Antonio indossa uno
spolverino blu, uno spolverino che mi ricorda quelli indossati dai
vecchi vetrai, intenti nel loro lavoro in ampie botteghe, dove le schegge di specchi e vetri colpite dal sole, si trasformavano in prismi diffondenti arcobaleni di luce colorata. Erano botteghe dove odori di colla e polvere si mischiavano in armonico profumo, proprio di quell'attività. Ma lo spolverino di Antonio non è adibito a quell'uso.

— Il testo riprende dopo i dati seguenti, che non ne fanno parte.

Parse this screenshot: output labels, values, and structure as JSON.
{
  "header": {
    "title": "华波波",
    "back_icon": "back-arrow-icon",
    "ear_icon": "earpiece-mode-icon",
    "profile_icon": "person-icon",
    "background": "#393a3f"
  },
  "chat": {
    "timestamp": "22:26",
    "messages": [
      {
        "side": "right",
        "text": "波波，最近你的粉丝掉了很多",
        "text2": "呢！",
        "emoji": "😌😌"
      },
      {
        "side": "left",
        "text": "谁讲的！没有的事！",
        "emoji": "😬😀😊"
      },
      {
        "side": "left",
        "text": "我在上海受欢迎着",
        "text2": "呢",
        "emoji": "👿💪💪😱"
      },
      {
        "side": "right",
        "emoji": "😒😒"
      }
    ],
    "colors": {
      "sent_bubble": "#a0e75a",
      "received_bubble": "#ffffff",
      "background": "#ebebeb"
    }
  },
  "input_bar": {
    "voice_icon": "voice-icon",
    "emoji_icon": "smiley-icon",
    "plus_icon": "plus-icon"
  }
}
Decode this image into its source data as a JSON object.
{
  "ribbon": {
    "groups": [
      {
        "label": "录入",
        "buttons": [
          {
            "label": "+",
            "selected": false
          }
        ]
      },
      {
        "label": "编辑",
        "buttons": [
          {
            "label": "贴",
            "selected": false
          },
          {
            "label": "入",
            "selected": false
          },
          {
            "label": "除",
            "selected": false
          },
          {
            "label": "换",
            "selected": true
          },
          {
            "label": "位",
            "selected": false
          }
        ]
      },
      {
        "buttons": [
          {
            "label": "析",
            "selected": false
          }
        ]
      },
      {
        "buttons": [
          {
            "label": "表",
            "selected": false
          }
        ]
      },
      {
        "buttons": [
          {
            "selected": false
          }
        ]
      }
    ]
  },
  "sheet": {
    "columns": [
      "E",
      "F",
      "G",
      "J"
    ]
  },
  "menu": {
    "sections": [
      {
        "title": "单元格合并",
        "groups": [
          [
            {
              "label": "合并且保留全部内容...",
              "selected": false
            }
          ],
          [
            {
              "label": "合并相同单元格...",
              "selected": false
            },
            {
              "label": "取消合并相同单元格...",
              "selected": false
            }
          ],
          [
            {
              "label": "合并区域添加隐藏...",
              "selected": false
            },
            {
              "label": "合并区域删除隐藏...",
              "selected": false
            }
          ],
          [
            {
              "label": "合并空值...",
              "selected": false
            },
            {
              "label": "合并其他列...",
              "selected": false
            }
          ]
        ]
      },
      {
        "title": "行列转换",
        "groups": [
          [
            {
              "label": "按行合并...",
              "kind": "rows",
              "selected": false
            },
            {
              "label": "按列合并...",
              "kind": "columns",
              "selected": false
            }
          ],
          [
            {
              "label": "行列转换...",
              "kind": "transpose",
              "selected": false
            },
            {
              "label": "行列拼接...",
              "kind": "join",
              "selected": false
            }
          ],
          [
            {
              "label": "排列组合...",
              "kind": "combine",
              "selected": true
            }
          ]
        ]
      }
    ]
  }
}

Egli lo indossa per un ben preciso scopo: andare sotto l'albero del
gelso a raccogliere le scure
more, che sugose occhieggiano dietro le larghe foglie, vestito di rami flessibili. Le more del gelso cadono nelle mani di Antonio, che le ripone sapientemente in una grande ciotola di plastica bianca; sono così mature che a volte il loro
sanguigno succo gli tinge le mani e le gocce purpuree macchiano lo spolverino blu.
Le
mani di Antonio sono grandi e forti, costellate di qualche
legnoso nodo come il tronco del gelso, ma pur nella loro ampiezza, esse sono delicate e leggere, tanto che le fragili more vi trovano morbido letto. Da sotto il gelso si sente Antonio che parla con il
merlo, che un po' indispettito si sente deufradato di tanto cibo e saltella nevoso da un ramo all'altro, mentre un gelosa
ghiandaia lancia qualche roco avvertimento perchè il suo territorio è stato invaso da un
gigante blu.
Io mi godo la scena dalla finestra, osservando i movimenti, ascoltando in silenzio i
dialoghi fra Antonio, il merlo, la ghiandaia, nella pace spirituale di un giardino di cui mai rivelerò le coordinate, dove tutto è possibile, dove si fa il pane fatto in casa e torte che odoran di forno.
Con Antonio e il suo spolverino blu si parla di
pesca, di
tartufi, delle
piantine di pomodoro, di
alberi da frutto e della
situazione internazionale. Ci si siede in giardino a guardare il
tramonto, mentre un batuffolo di pelo nero corre sull'erba con le sue zampette corte, regalando ad Antonio, al suo spolverino blu e a me, un attimo di paradiso.